7. Lubyanka prison in Moscow was in the basement of the secret police headquarters
The building above what is commonly known as Lubyanka prison was originally built by an insurance company, and was taken over by the Cheka, as the secret police was then known, after the Bolshevik revolution. It quickly became a building regarded with fear by Muscovites. Its small, two-story cellblock in the building’s basement was where dissidents, political enemies of the regime, suspected spies, and people denounced by others were taken and held during investigations by the Soviet secret police, which operated under several different names over the years. As documented by some who survived the process of interrogation – a euphemism for torture – which included Alexander Solzhenitsyn, Lubyanka was a living hell for those taken there.

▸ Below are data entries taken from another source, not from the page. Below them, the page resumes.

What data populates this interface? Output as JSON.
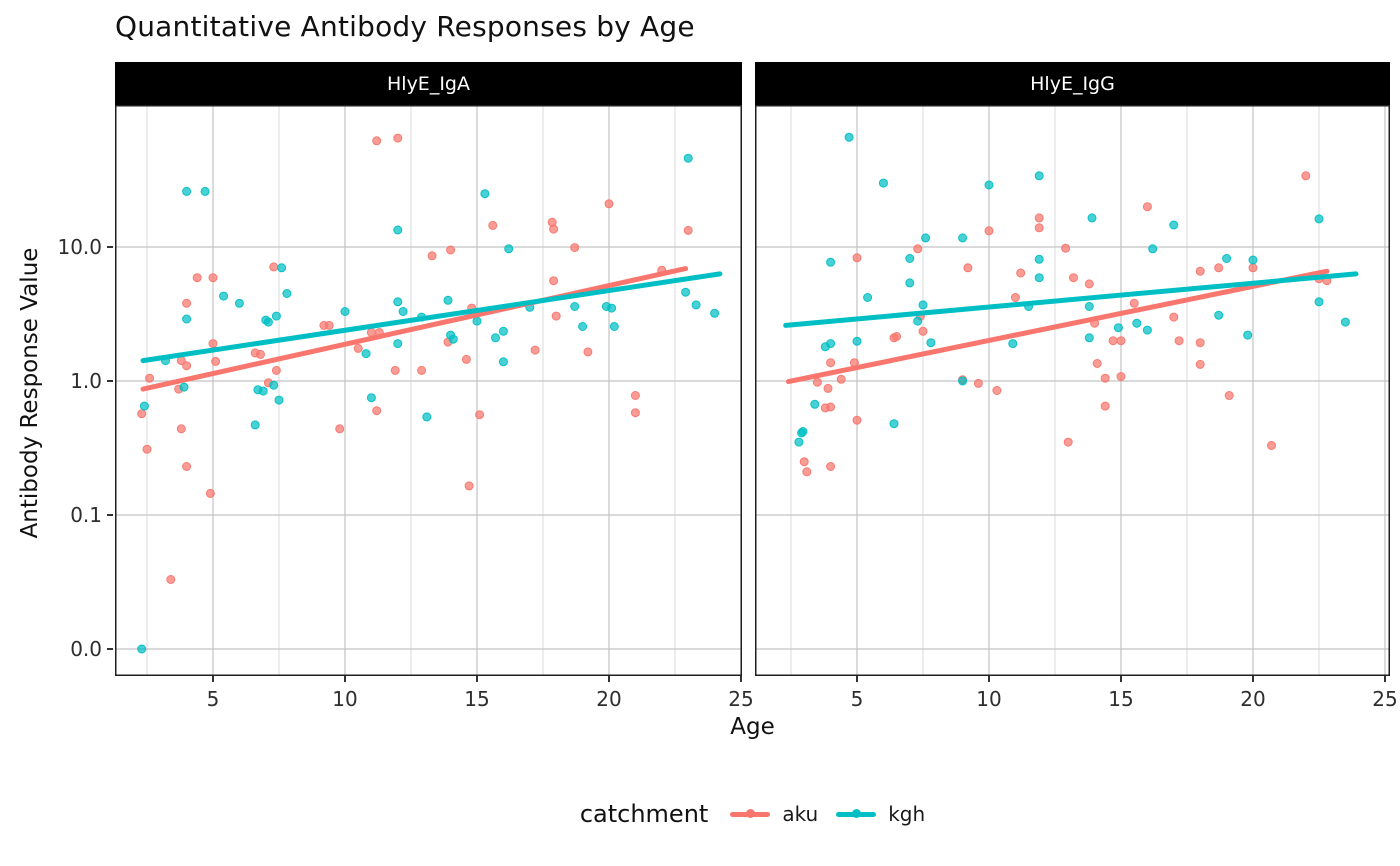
{
  "title": "Quantitative Antibody Responses by Age",
  "axes": {
    "x": {
      "title": "Age",
      "ticks": [
        5,
        10,
        15,
        20,
        25
      ],
      "minor_ticks": [
        2.5,
        7.5,
        12.5,
        17.5,
        22.5
      ],
      "domain": [
        1.3,
        25.1
      ]
    },
    "y": {
      "title": "Antibody Response Value",
      "ticks": [
        {
          "label": "10.0",
          "value": 10
        },
        {
          "label": "1.0",
          "value": 1
        },
        {
          "label": "0.1",
          "value": 0.1
        },
        {
          "label": "0.0",
          "value": 0
        }
      ],
      "scale": "pseudo-log10"
    }
  },
  "legend": {
    "title": "catchment",
    "items": [
      {
        "label": "aku",
        "color": "#F8766D"
      },
      {
        "label": "kgh",
        "color": "#00BFC4"
      }
    ]
  },
  "colors": {
    "aku": "#F8766D",
    "kgh": "#00BFC4",
    "strip_bg": "#000000",
    "strip_text": "#ffffff",
    "grid_major": "#c3c3c3",
    "grid_minor": "#dedede",
    "panel_border": "#1f1f1f",
    "panel_bg": "#ffffff"
  },
  "chart_data": [
    {
      "type": "scatter",
      "facet": "HlyE_IgA",
      "series": [
        {
          "name": "aku",
          "points": [
            [
              11.2,
              62
            ],
            [
              12.0,
              65
            ],
            [
              20.0,
              21
            ],
            [
              15.6,
              14.5
            ],
            [
              17.85,
              15.3
            ],
            [
              17.9,
              13.6
            ],
            [
              23.0,
              13.3
            ],
            [
              13.3,
              8.6
            ],
            [
              14.0,
              9.5
            ],
            [
              18.7,
              9.9
            ],
            [
              7.3,
              7.1
            ],
            [
              4.4,
              5.9
            ],
            [
              5.0,
              5.9
            ],
            [
              17.9,
              5.6
            ],
            [
              4.0,
              3.8
            ],
            [
              14.8,
              3.5
            ],
            [
              18.0,
              3.05
            ],
            [
              9.2,
              2.6
            ],
            [
              9.4,
              2.6
            ],
            [
              11.0,
              2.3
            ],
            [
              11.3,
              2.3
            ],
            [
              13.9,
              1.95
            ],
            [
              10.5,
              1.75
            ],
            [
              17.2,
              1.7
            ],
            [
              19.2,
              1.65
            ],
            [
              6.6,
              1.62
            ],
            [
              6.8,
              1.58
            ],
            [
              14.6,
              1.45
            ],
            [
              5.0,
              1.9
            ],
            [
              3.8,
              1.42
            ],
            [
              5.1,
              1.4
            ],
            [
              4.0,
              1.3
            ],
            [
              7.4,
              1.2
            ],
            [
              12.9,
              1.2
            ],
            [
              11.9,
              1.2
            ],
            [
              2.6,
              1.05
            ],
            [
              7.1,
              0.97
            ],
            [
              3.7,
              0.87
            ],
            [
              21.0,
              0.78
            ],
            [
              11.2,
              0.6
            ],
            [
              21.0,
              0.58
            ],
            [
              2.3,
              0.57
            ],
            [
              15.1,
              0.56
            ],
            [
              3.8,
              0.44
            ],
            [
              9.8,
              0.44
            ],
            [
              2.5,
              0.31
            ],
            [
              4.0,
              0.23
            ],
            [
              14.7,
              0.165
            ],
            [
              4.9,
              0.145
            ],
            [
              3.4,
              0.033
            ],
            [
              22.0,
              6.7
            ]
          ]
        },
        {
          "name": "kgh",
          "points": [
            [
              23.0,
              46
            ],
            [
              4.0,
              26
            ],
            [
              4.7,
              26
            ],
            [
              15.3,
              25
            ],
            [
              12.0,
              13.4
            ],
            [
              16.2,
              9.7
            ],
            [
              7.6,
              7.0
            ],
            [
              22.9,
              4.6
            ],
            [
              7.8,
              4.5
            ],
            [
              5.4,
              4.3
            ],
            [
              13.9,
              4.0
            ],
            [
              12.0,
              3.9
            ],
            [
              6.0,
              3.8
            ],
            [
              23.3,
              3.7
            ],
            [
              18.7,
              3.6
            ],
            [
              19.9,
              3.6
            ],
            [
              17.0,
              3.55
            ],
            [
              20.1,
              3.5
            ],
            [
              10.0,
              3.3
            ],
            [
              12.2,
              3.3
            ],
            [
              24.0,
              3.2
            ],
            [
              7.4,
              3.05
            ],
            [
              12.9,
              3.0
            ],
            [
              4.0,
              2.9
            ],
            [
              7.0,
              2.85
            ],
            [
              7.1,
              2.75
            ],
            [
              15.0,
              2.8
            ],
            [
              19.0,
              2.55
            ],
            [
              20.2,
              2.55
            ],
            [
              16.0,
              2.35
            ],
            [
              14.0,
              2.2
            ],
            [
              15.7,
              2.1
            ],
            [
              14.1,
              2.05
            ],
            [
              12.0,
              1.9
            ],
            [
              10.8,
              1.6
            ],
            [
              3.2,
              1.42
            ],
            [
              16.0,
              1.39
            ],
            [
              7.3,
              0.93
            ],
            [
              3.9,
              0.9
            ],
            [
              6.7,
              0.86
            ],
            [
              6.9,
              0.84
            ],
            [
              11.0,
              0.75
            ],
            [
              7.5,
              0.72
            ],
            [
              2.4,
              0.65
            ],
            [
              13.1,
              0.54
            ],
            [
              6.6,
              0.47
            ],
            [
              2.3,
              0.0
            ]
          ]
        }
      ],
      "trend": [
        {
          "name": "aku",
          "from": [
            2.35,
            0.87
          ],
          "to": [
            22.9,
            6.9
          ]
        },
        {
          "name": "kgh",
          "from": [
            2.35,
            1.42
          ],
          "to": [
            24.2,
            6.3
          ]
        }
      ]
    },
    {
      "type": "scatter",
      "facet": "HlyE_IgG",
      "series": [
        {
          "name": "aku",
          "points": [
            [
              22.0,
              34
            ],
            [
              16.0,
              20
            ],
            [
              11.9,
              16.5
            ],
            [
              11.9,
              13.9
            ],
            [
              10.0,
              13.2
            ],
            [
              12.9,
              9.8
            ],
            [
              7.3,
              9.7
            ],
            [
              5.0,
              8.3
            ],
            [
              9.2,
              7.0
            ],
            [
              18.7,
              7.0
            ],
            [
              20.0,
              7.0
            ],
            [
              18.0,
              6.6
            ],
            [
              11.2,
              6.4
            ],
            [
              13.2,
              5.9
            ],
            [
              22.5,
              5.8
            ],
            [
              22.8,
              5.6
            ],
            [
              13.8,
              5.3
            ],
            [
              11.0,
              4.2
            ],
            [
              15.5,
              3.8
            ],
            [
              7.4,
              3.05
            ],
            [
              17.0,
              3.0
            ],
            [
              14.0,
              2.7
            ],
            [
              7.5,
              2.35
            ],
            [
              6.4,
              2.1
            ],
            [
              6.5,
              2.15
            ],
            [
              14.7,
              2.0
            ],
            [
              15.0,
              2.0
            ],
            [
              17.2,
              2.0
            ],
            [
              18.0,
              1.93
            ],
            [
              4.0,
              1.37
            ],
            [
              4.9,
              1.37
            ],
            [
              14.1,
              1.35
            ],
            [
              18.0,
              1.33
            ],
            [
              15.0,
              1.08
            ],
            [
              4.4,
              1.03
            ],
            [
              14.4,
              1.05
            ],
            [
              9.0,
              1.02
            ],
            [
              3.5,
              0.98
            ],
            [
              9.6,
              0.96
            ],
            [
              3.9,
              0.88
            ],
            [
              10.3,
              0.85
            ],
            [
              19.1,
              0.78
            ],
            [
              14.4,
              0.65
            ],
            [
              3.8,
              0.63
            ],
            [
              4.0,
              0.64
            ],
            [
              5.0,
              0.51
            ],
            [
              13.0,
              0.35
            ],
            [
              20.7,
              0.33
            ],
            [
              3.0,
              0.25
            ],
            [
              4.0,
              0.23
            ],
            [
              3.1,
              0.21
            ]
          ]
        },
        {
          "name": "kgh",
          "points": [
            [
              4.7,
              66
            ],
            [
              11.9,
              34
            ],
            [
              6.0,
              30
            ],
            [
              10.0,
              29
            ],
            [
              13.9,
              16.5
            ],
            [
              22.5,
              16.2
            ],
            [
              17.0,
              14.6
            ],
            [
              7.6,
              11.7
            ],
            [
              9.0,
              11.7
            ],
            [
              16.2,
              9.7
            ],
            [
              19.0,
              8.2
            ],
            [
              7.0,
              8.2
            ],
            [
              11.9,
              8.1
            ],
            [
              20.0,
              8.0
            ],
            [
              4.0,
              7.7
            ],
            [
              11.9,
              5.9
            ],
            [
              7.0,
              5.4
            ],
            [
              5.4,
              4.2
            ],
            [
              22.5,
              3.9
            ],
            [
              7.5,
              3.7
            ],
            [
              13.8,
              3.6
            ],
            [
              11.5,
              3.6
            ],
            [
              18.7,
              3.1
            ],
            [
              7.3,
              2.8
            ],
            [
              23.5,
              2.75
            ],
            [
              15.6,
              2.7
            ],
            [
              14.9,
              2.5
            ],
            [
              16.0,
              2.4
            ],
            [
              19.8,
              2.2
            ],
            [
              13.8,
              2.1
            ],
            [
              5.0,
              1.98
            ],
            [
              7.8,
              1.93
            ],
            [
              4.0,
              1.9
            ],
            [
              10.9,
              1.9
            ],
            [
              3.8,
              1.8
            ],
            [
              9.0,
              1.0
            ],
            [
              3.4,
              0.67
            ],
            [
              6.4,
              0.48
            ],
            [
              2.9,
              0.41
            ],
            [
              2.95,
              0.42
            ],
            [
              2.8,
              0.35
            ]
          ]
        }
      ],
      "trend": [
        {
          "name": "aku",
          "from": [
            2.4,
            0.99
          ],
          "to": [
            22.8,
            6.6
          ]
        },
        {
          "name": "kgh",
          "from": [
            2.3,
            2.6
          ],
          "to": [
            23.9,
            6.3
          ]
        }
      ]
    }
  ]
}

Nor was Solzhenitsyn the only person to describe some of what took place in the Lubyanka building over the lifetime of the Soviet Union. The Soviets themselves described Raoul Wallenberg dying while in custody in Lubyanka, though they gave other versions of his death as well. British diplomat and spy Bruce Lockhart worked with Sidney Reilly in 1918 in a plot to overthrow the Bolshevik regime before Reilly vanished into Lubyanka in the 1920s. Lockhart published the story in 1932. Later it was revealed that Reilly, who had worked extensively at espionage for the British, was tortured and interrogated at Lubyanka before being taken into the woods outside of Moscow and shot. Many of the officers of the Soviet Army purged by Stalin in the 1930s walked through the doors at Lubyanka, never to walk out again.